Il tenta de l’attraper par le bras, mais elle fut plus rapide et se servit de l’élan de Khayat pour l’envoyer valser au sol. Elle n’avait pas le temps de faire dans le détail, aussi l’assomma-t-elle avec un presse-papier.

« J’ai Choi, signala Elisha en se souvenant qu’elle n’était pas vraiment seule sur cette mission. »

Puis elle le hissa sur son épaule, l’empêchant de tomber en s’agrippant à son bras, et se dirigea vers la porte, pliant sous son poids.

« Quand vous lui offrirez une nouvelle identité, pensez à inclure un bon nutritionniste. Il pèse son poids, l’animal. »

Elle sortit dans le couloir, regarda à droite et à gauche. Personne. L’alarme n’était pas encore donnée, mais cela ne saurait tarder. Elle pressa le pas comme elle pouvait, tout en tâchant d’éviter les caméras.
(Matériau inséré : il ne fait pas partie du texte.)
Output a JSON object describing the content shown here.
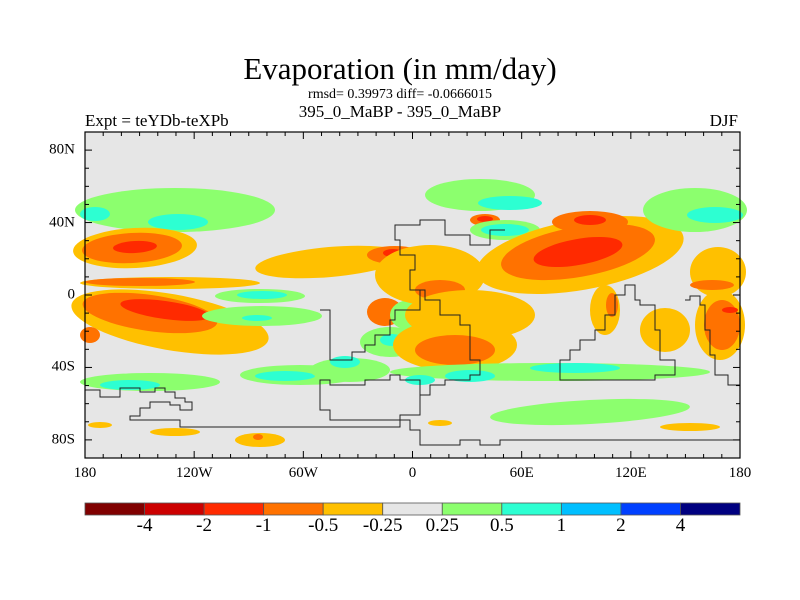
{
  "title": "Evaporation (in mm/day)",
  "stats": "rmsd= 0.39973 diff= -0.0666015",
  "models": "395_0_MaBP - 395_0_MaBP",
  "left_string": "Expt = teYDb-teXPb",
  "right_string": "DJF",
  "map": {
    "lat_labels": [
      "80N",
      "40N",
      "0",
      "40S",
      "80S"
    ],
    "lat_values": [
      80,
      40,
      0,
      -40,
      -80
    ],
    "lon_labels": [
      "180",
      "120W",
      "60W",
      "0",
      "60E",
      "120E",
      "180"
    ],
    "lon_values": [
      -180,
      -120,
      -60,
      0,
      60,
      120,
      180
    ],
    "background_color": "#e6e6e6"
  },
  "colorbar": {
    "labels": [
      "-4",
      "-2",
      "-1",
      "-0.5",
      "-0.25",
      "0.25",
      "0.5",
      "1",
      "2",
      "4"
    ],
    "colors": [
      "#800000",
      "#cc0000",
      "#ff2a00",
      "#ff7200",
      "#ffc000",
      "#e6e6e6",
      "#8cff6e",
      "#2dffd2",
      "#00bfff",
      "#0040ff",
      "#000080"
    ]
  }
}
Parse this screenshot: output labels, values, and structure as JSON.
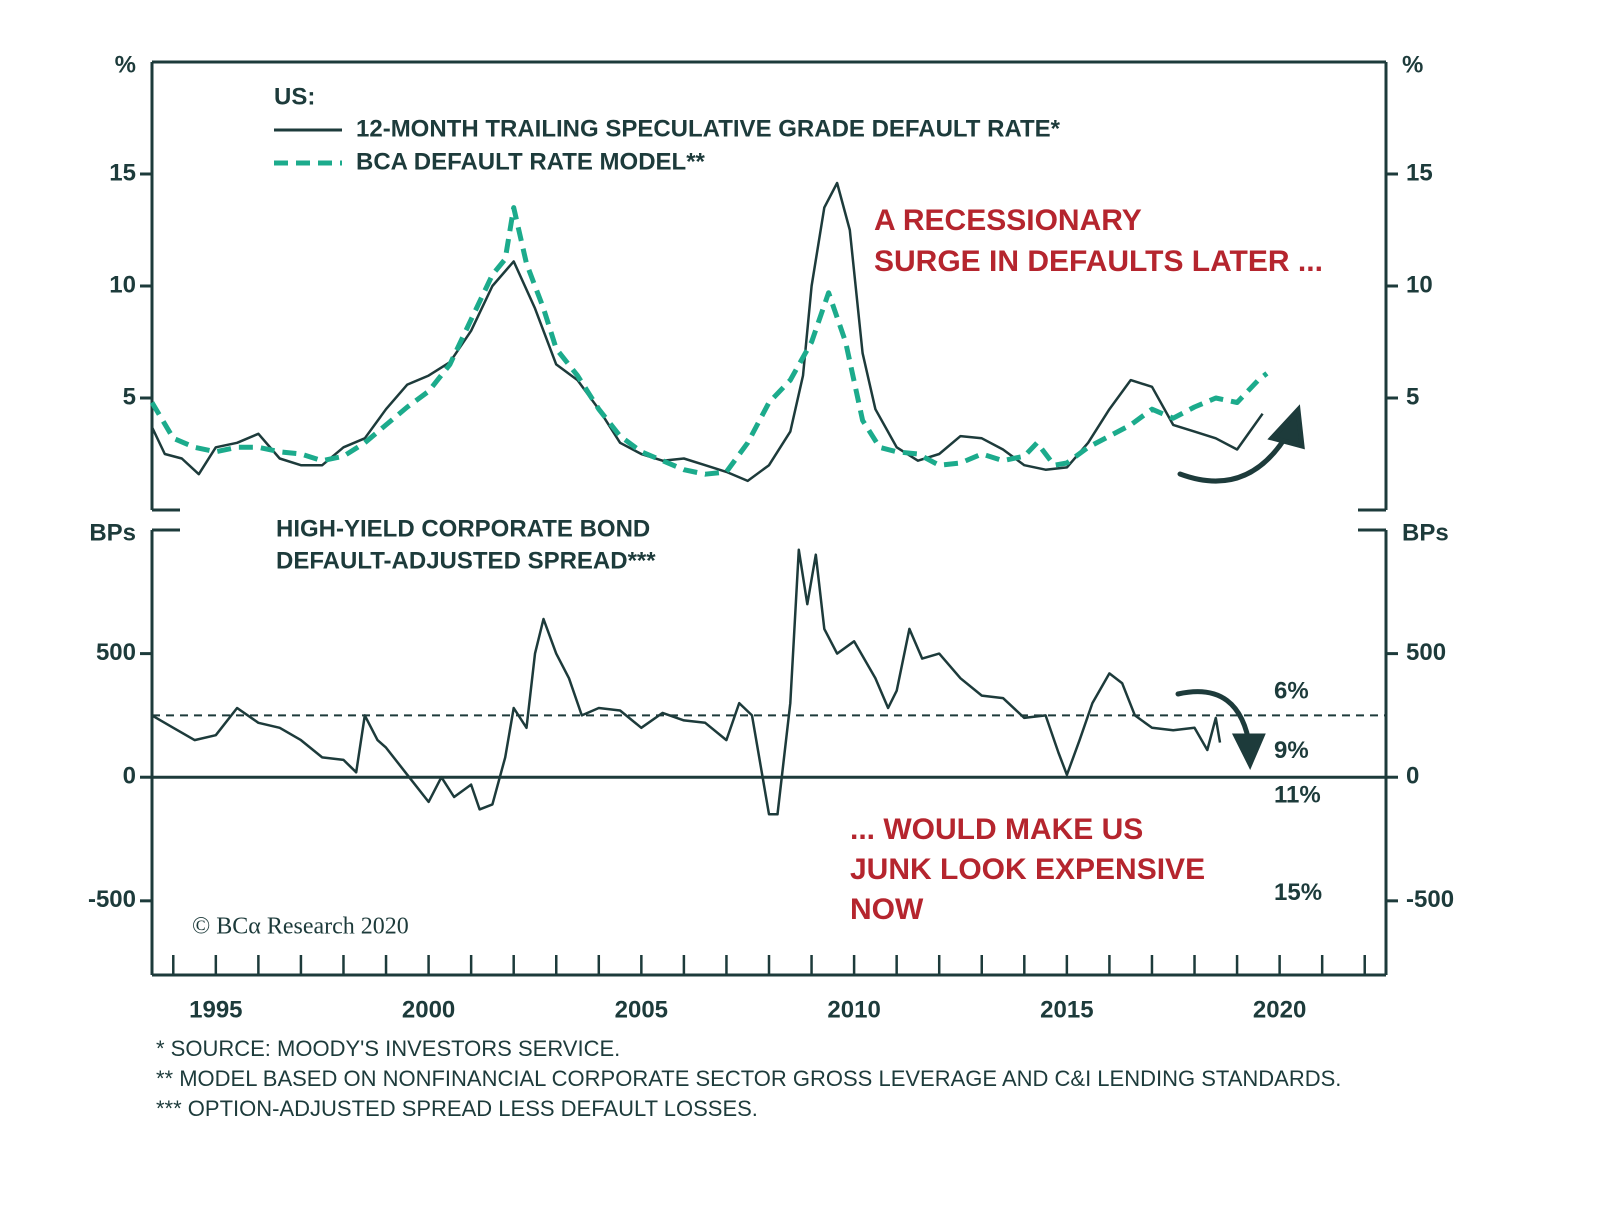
{
  "chart_data": [
    {
      "type": "line",
      "unit_label": "%",
      "legend_title": "US:",
      "annotation": [
        "A RECESSIONARY",
        "SURGE IN DEFAULTS LATER ..."
      ],
      "xlim": [
        1993.5,
        2022.5
      ],
      "ylim": [
        0,
        20
      ],
      "yticks": [
        5,
        10,
        15
      ],
      "series": [
        {
          "name": "12-MONTH TRAILING SPECULATIVE GRADE DEFAULT RATE*",
          "color": "#1d3b3b",
          "style": "solid",
          "x": [
            1993.5,
            1993.8,
            1994.2,
            1994.6,
            1995.0,
            1995.5,
            1996.0,
            1996.5,
            1997.0,
            1997.5,
            1998.0,
            1998.5,
            1999.0,
            1999.5,
            2000.0,
            2000.5,
            2001.0,
            2001.5,
            2002.0,
            2002.5,
            2003.0,
            2003.5,
            2004.0,
            2004.5,
            2005.0,
            2005.5,
            2006.0,
            2006.5,
            2007.0,
            2007.5,
            2008.0,
            2008.5,
            2008.8,
            2009.0,
            2009.3,
            2009.6,
            2009.9,
            2010.2,
            2010.5,
            2011.0,
            2011.5,
            2012.0,
            2012.5,
            2013.0,
            2013.5,
            2014.0,
            2014.5,
            2015.0,
            2015.5,
            2016.0,
            2016.5,
            2017.0,
            2017.5,
            2018.0,
            2018.5,
            2019.0,
            2019.3,
            2019.6
          ],
          "values": [
            3.7,
            2.5,
            2.3,
            1.6,
            2.8,
            3.0,
            3.4,
            2.3,
            2.0,
            2.0,
            2.8,
            3.2,
            4.5,
            5.6,
            6.0,
            6.6,
            8.0,
            10.0,
            11.1,
            9.0,
            6.5,
            5.8,
            4.5,
            3.0,
            2.5,
            2.2,
            2.3,
            2.0,
            1.7,
            1.3,
            2.0,
            3.5,
            6.0,
            10.0,
            13.5,
            14.6,
            12.5,
            7.0,
            4.5,
            2.8,
            2.2,
            2.5,
            3.3,
            3.2,
            2.7,
            2.0,
            1.8,
            1.9,
            3.0,
            4.5,
            5.8,
            5.5,
            3.8,
            3.5,
            3.2,
            2.7,
            3.5,
            4.3
          ]
        },
        {
          "name": "BCA DEFAULT RATE MODEL**",
          "color": "#1cab8c",
          "style": "dashed",
          "x": [
            1993.5,
            1994.0,
            1994.5,
            1995.0,
            1995.5,
            1996.0,
            1996.5,
            1997.0,
            1997.5,
            1998.0,
            1998.5,
            1999.0,
            1999.5,
            2000.0,
            2000.5,
            2001.0,
            2001.5,
            2001.8,
            2002.0,
            2002.3,
            2002.7,
            2003.0,
            2003.5,
            2004.0,
            2004.5,
            2005.0,
            2005.5,
            2006.0,
            2006.5,
            2007.0,
            2007.5,
            2008.0,
            2008.5,
            2009.0,
            2009.4,
            2009.8,
            2010.2,
            2010.6,
            2011.0,
            2011.5,
            2012.0,
            2012.5,
            2013.0,
            2013.5,
            2014.0,
            2014.3,
            2014.7,
            2015.0,
            2015.5,
            2016.0,
            2016.5,
            2017.0,
            2017.5,
            2018.0,
            2018.5,
            2019.0,
            2019.5,
            2019.7
          ],
          "values": [
            4.8,
            3.2,
            2.8,
            2.6,
            2.8,
            2.8,
            2.6,
            2.5,
            2.2,
            2.4,
            3.0,
            3.8,
            4.6,
            5.3,
            6.5,
            8.5,
            10.5,
            11.2,
            13.5,
            11.0,
            9.0,
            7.2,
            6.0,
            4.5,
            3.3,
            2.6,
            2.2,
            1.8,
            1.6,
            1.7,
            3.0,
            4.8,
            5.8,
            7.5,
            9.7,
            7.5,
            4.0,
            2.8,
            2.6,
            2.5,
            2.0,
            2.1,
            2.5,
            2.2,
            2.4,
            3.0,
            2.0,
            2.1,
            2.8,
            3.3,
            3.8,
            4.5,
            4.1,
            4.6,
            5.0,
            4.8,
            5.8,
            6.1
          ]
        }
      ]
    },
    {
      "type": "line",
      "unit_label": "BPs",
      "label_lines": [
        "HIGH-YIELD CORPORATE BOND",
        "DEFAULT-ADJUSTED SPREAD***"
      ],
      "annotation": [
        "... WOULD MAKE US",
        "JUNK LOOK EXPENSIVE",
        "NOW"
      ],
      "reference_line": 250,
      "level_labels": [
        {
          "label": "6%",
          "y": 345
        },
        {
          "label": "9%",
          "y": 104
        },
        {
          "label": "11%",
          "y": -76
        },
        {
          "label": "15%",
          "y": -470
        }
      ],
      "xlim": [
        1993.5,
        2022.5
      ],
      "ylim": [
        -800,
        1000
      ],
      "xticks": [
        1995,
        2000,
        2005,
        2010,
        2015,
        2020
      ],
      "xticks_minor": [
        1994,
        1995,
        1996,
        1997,
        1998,
        1999,
        2000,
        2001,
        2002,
        2003,
        2004,
        2005,
        2006,
        2007,
        2008,
        2009,
        2010,
        2011,
        2012,
        2013,
        2014,
        2015,
        2016,
        2017,
        2018,
        2019,
        2020,
        2021,
        2022
      ],
      "yticks": [
        -500,
        0,
        500
      ],
      "series": [
        {
          "color": "#1d3b3b",
          "x": [
            1993.5,
            1994.0,
            1994.5,
            1995.0,
            1995.5,
            1996.0,
            1996.5,
            1997.0,
            1997.5,
            1998.0,
            1998.3,
            1998.5,
            1998.8,
            1999.0,
            1999.5,
            2000.0,
            2000.3,
            2000.6,
            2001.0,
            2001.2,
            2001.5,
            2001.8,
            2002.0,
            2002.3,
            2002.5,
            2002.7,
            2003.0,
            2003.3,
            2003.6,
            2004.0,
            2004.5,
            2005.0,
            2005.5,
            2006.0,
            2006.5,
            2007.0,
            2007.3,
            2007.6,
            2007.8,
            2008.0,
            2008.2,
            2008.5,
            2008.7,
            2008.9,
            2009.1,
            2009.3,
            2009.6,
            2010.0,
            2010.5,
            2010.8,
            2011.0,
            2011.3,
            2011.6,
            2012.0,
            2012.5,
            2013.0,
            2013.5,
            2014.0,
            2014.5,
            2014.8,
            2015.0,
            2015.3,
            2015.6,
            2016.0,
            2016.3,
            2016.6,
            2017.0,
            2017.5,
            2018.0,
            2018.3,
            2018.5,
            2018.6
          ],
          "values": [
            250,
            200,
            150,
            170,
            280,
            220,
            200,
            150,
            80,
            70,
            20,
            250,
            150,
            120,
            10,
            -100,
            0,
            -80,
            -30,
            -130,
            -110,
            80,
            280,
            200,
            500,
            640,
            500,
            400,
            250,
            280,
            270,
            200,
            260,
            230,
            220,
            150,
            300,
            250,
            50,
            -150,
            -150,
            300,
            920,
            700,
            900,
            600,
            500,
            550,
            400,
            280,
            350,
            600,
            480,
            500,
            400,
            330,
            320,
            240,
            250,
            100,
            10,
            150,
            300,
            420,
            380,
            250,
            200,
            190,
            200,
            110,
            240,
            140
          ]
        }
      ]
    }
  ],
  "copyright": "© BCα Research 2020",
  "footnotes": [
    "*  SOURCE: MOODY'S INVESTORS SERVICE.",
    "**  MODEL BASED ON NONFINANCIAL CORPORATE SECTOR GROSS LEVERAGE AND C&I LENDING STANDARDS.",
    "***  OPTION-ADJUSTED SPREAD LESS DEFAULT LOSSES."
  ]
}
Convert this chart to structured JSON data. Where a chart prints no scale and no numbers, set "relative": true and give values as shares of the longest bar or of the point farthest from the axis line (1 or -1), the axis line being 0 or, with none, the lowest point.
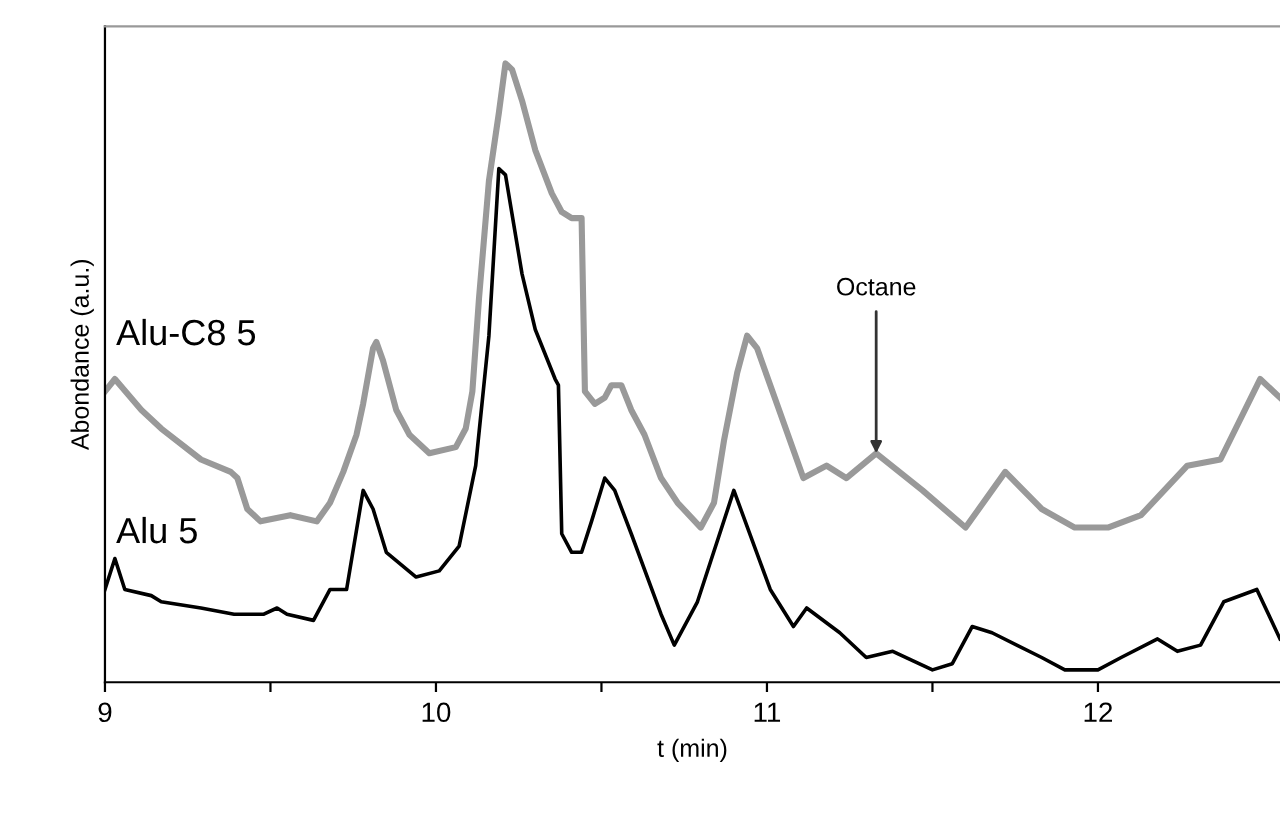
{
  "chart_data": {
    "type": "line",
    "relative": true,
    "xlabel": "t (min)",
    "ylabel": "Abondance (a.u.)",
    "xlim": [
      9,
      12.55
    ],
    "xticks": [
      9,
      {
        "value": 9.5,
        "label": null
      },
      10,
      {
        "value": 10.5,
        "label": null
      },
      11,
      {
        "value": 11.5,
        "label": null
      },
      12
    ],
    "grid": false,
    "legend": false,
    "marker": "none",
    "line_style": "solid",
    "annotations": [
      {
        "text": "Octane",
        "x": 11.33,
        "y": 0.37
      }
    ],
    "series": [
      {
        "name": "Alu-C8 5",
        "color": "#999999",
        "x": [
          9.0,
          9.03,
          9.11,
          9.17,
          9.29,
          9.38,
          9.4,
          9.43,
          9.47,
          9.56,
          9.64,
          9.68,
          9.72,
          9.76,
          9.78,
          9.81,
          9.82,
          9.84,
          9.88,
          9.92,
          9.98,
          10.06,
          10.09,
          10.11,
          10.13,
          10.16,
          10.19,
          10.21,
          10.23,
          10.26,
          10.3,
          10.35,
          10.38,
          10.41,
          10.43,
          10.44,
          10.45,
          10.48,
          10.51,
          10.53,
          10.56,
          10.59,
          10.63,
          10.68,
          10.73,
          10.8,
          10.84,
          10.87,
          10.91,
          10.94,
          10.97,
          11.03,
          11.11,
          11.18,
          11.24,
          11.33,
          11.47,
          11.6,
          11.72,
          11.83,
          11.93,
          12.03,
          12.13,
          12.27,
          12.37,
          12.49,
          12.55
        ],
        "values": [
          0.47,
          0.49,
          0.44,
          0.41,
          0.36,
          0.34,
          0.33,
          0.28,
          0.26,
          0.27,
          0.26,
          0.29,
          0.34,
          0.4,
          0.45,
          0.54,
          0.55,
          0.52,
          0.44,
          0.4,
          0.37,
          0.38,
          0.41,
          0.47,
          0.62,
          0.81,
          0.92,
          1.0,
          0.99,
          0.94,
          0.86,
          0.79,
          0.76,
          0.75,
          0.75,
          0.75,
          0.47,
          0.45,
          0.46,
          0.48,
          0.48,
          0.44,
          0.4,
          0.33,
          0.29,
          0.25,
          0.29,
          0.39,
          0.5,
          0.56,
          0.54,
          0.45,
          0.33,
          0.35,
          0.33,
          0.37,
          0.31,
          0.25,
          0.34,
          0.28,
          0.25,
          0.25,
          0.27,
          0.35,
          0.36,
          0.49,
          0.46
        ]
      },
      {
        "name": "Alu 5",
        "color": "#000000",
        "x": [
          9.0,
          9.03,
          9.06,
          9.14,
          9.17,
          9.29,
          9.39,
          9.48,
          9.52,
          9.55,
          9.63,
          9.68,
          9.73,
          9.78,
          9.81,
          9.85,
          9.94,
          10.01,
          10.07,
          10.12,
          10.16,
          10.19,
          10.21,
          10.26,
          10.3,
          10.36,
          10.37,
          10.38,
          10.41,
          10.44,
          10.47,
          10.51,
          10.54,
          10.59,
          10.68,
          10.72,
          10.79,
          10.9,
          11.01,
          11.08,
          11.12,
          11.22,
          11.3,
          11.38,
          11.5,
          11.56,
          11.62,
          11.68,
          11.83,
          11.9,
          12.0,
          12.07,
          12.18,
          12.24,
          12.31,
          12.38,
          12.48,
          12.55
        ],
        "values": [
          0.15,
          0.2,
          0.15,
          0.14,
          0.13,
          0.12,
          0.11,
          0.11,
          0.12,
          0.11,
          0.1,
          0.15,
          0.15,
          0.31,
          0.28,
          0.21,
          0.17,
          0.18,
          0.22,
          0.35,
          0.56,
          0.83,
          0.82,
          0.66,
          0.57,
          0.49,
          0.48,
          0.24,
          0.21,
          0.21,
          0.26,
          0.33,
          0.31,
          0.24,
          0.11,
          0.06,
          0.13,
          0.31,
          0.15,
          0.09,
          0.12,
          0.08,
          0.04,
          0.05,
          0.02,
          0.03,
          0.09,
          0.08,
          0.04,
          0.02,
          0.02,
          0.04,
          0.07,
          0.05,
          0.06,
          0.13,
          0.15,
          0.07
        ]
      }
    ]
  }
}
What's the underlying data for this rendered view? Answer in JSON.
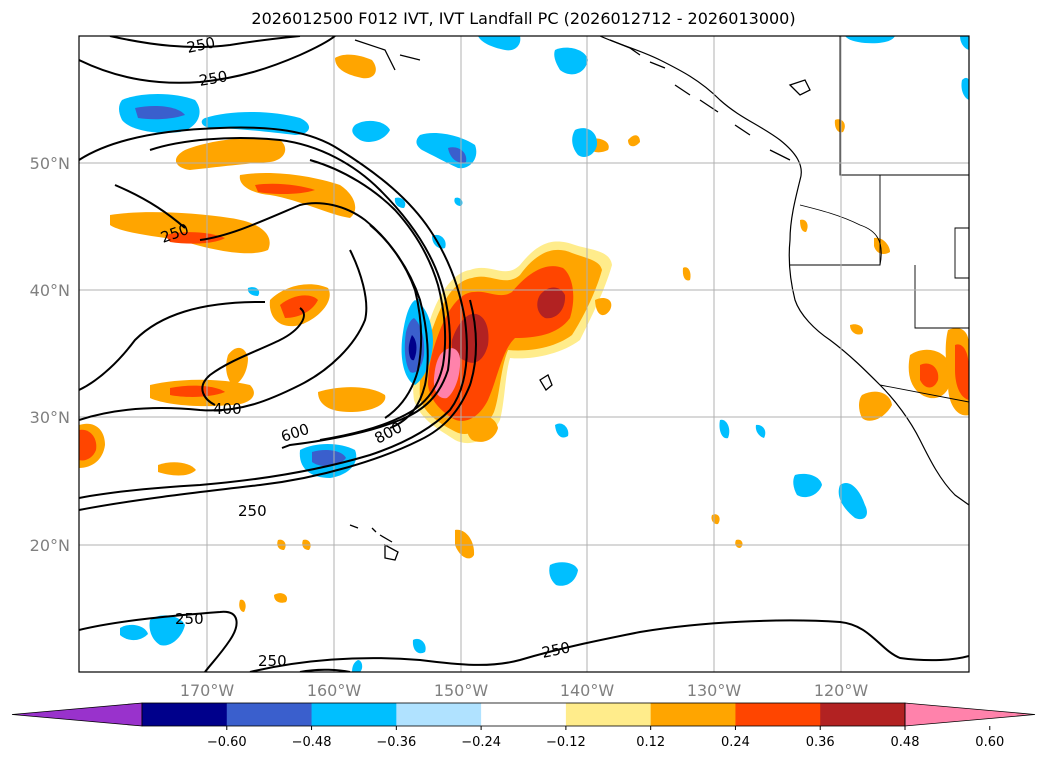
{
  "title": "2026012500 F012 IVT, IVT Landfall PC (2026012712 - 2026013000)",
  "axes": {
    "lat_labels": [
      "20°N",
      "30°N",
      "40°N",
      "50°N"
    ],
    "lon_labels": [
      "170°W",
      "160°W",
      "150°W",
      "140°W",
      "130°W",
      "120°W"
    ]
  },
  "colorbar": {
    "ticks": [
      "−0.60",
      "−0.48",
      "−0.36",
      "−0.24",
      "−0.12",
      "0.12",
      "0.24",
      "0.36",
      "0.48",
      "0.60"
    ],
    "colors": [
      "#9932cc",
      "#00008b",
      "#3a5fcd",
      "#00bfff",
      "#b0e2ff",
      "#ffffff",
      "#ffec8b",
      "#ffa500",
      "#ff4500",
      "#b22222",
      "#ff82ab"
    ]
  },
  "contour_labels": [
    "250",
    "250",
    "250",
    "400",
    "600",
    "800",
    "250",
    "250",
    "250",
    "250"
  ]
}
C’est quand Elisha atteignit le couloir des détecteurs de mouvement qu’elle entendit les gardes arriver. Des pas, des cris, « Elle a Choi ! », « Stop ! ». Puis des coups de feu. La tête et le torse de Choi étant sur le dos d’Elisha, il risquait de prendre une balle perdue… Elle zigzagua, tentant de passer entre les balles – elle était plutôt douée à ce jeu là, à l’époque d’Halcyon. Puis, enfin, elle arriva à l’ascenseur, resté bloqué par le corps du garde.

Elisha entra dans la cabine, jeta Choi au sol sans ménagement, puis appuya sur le bouton du rez-de-chaussée tout en s’efforçant de se mettre à couvert des balles, ainsi que son invité. Heureusement, les portes se refermèrent assez vite. C’est seulement à ce moment qu’elle s’aperçut que son bras droit saignait. Elle releva sa manche, et s’aperçut qu’elle avait reçu une balle, laquelle n’avait même pas daigné ressortir. L’adrénaline avait dû l’anesthésier.

« Super… laissa-t-elle échapper.

- Clode, quel est votre statut ? fit la voix de Dixon dans son oreillette.

- Une balle dans le bras et trois personnes inconscientes dans un ascenseur. Ai-je la permission d’emprunter le flingue du garde pour sortir du bâtiment ?

Il y eut un silence très court, pendant lequel Dixon et Jack devaient se concerter.

- OK, reprit Dixon, mais pas un seul coup de feu, compris ?

- Même pas en l’air ? railla Elisha en s’exécutant et en rechargeant Choi sur son dos. Vous feriez mieux d’être prêts à démarrer, j’arrive. »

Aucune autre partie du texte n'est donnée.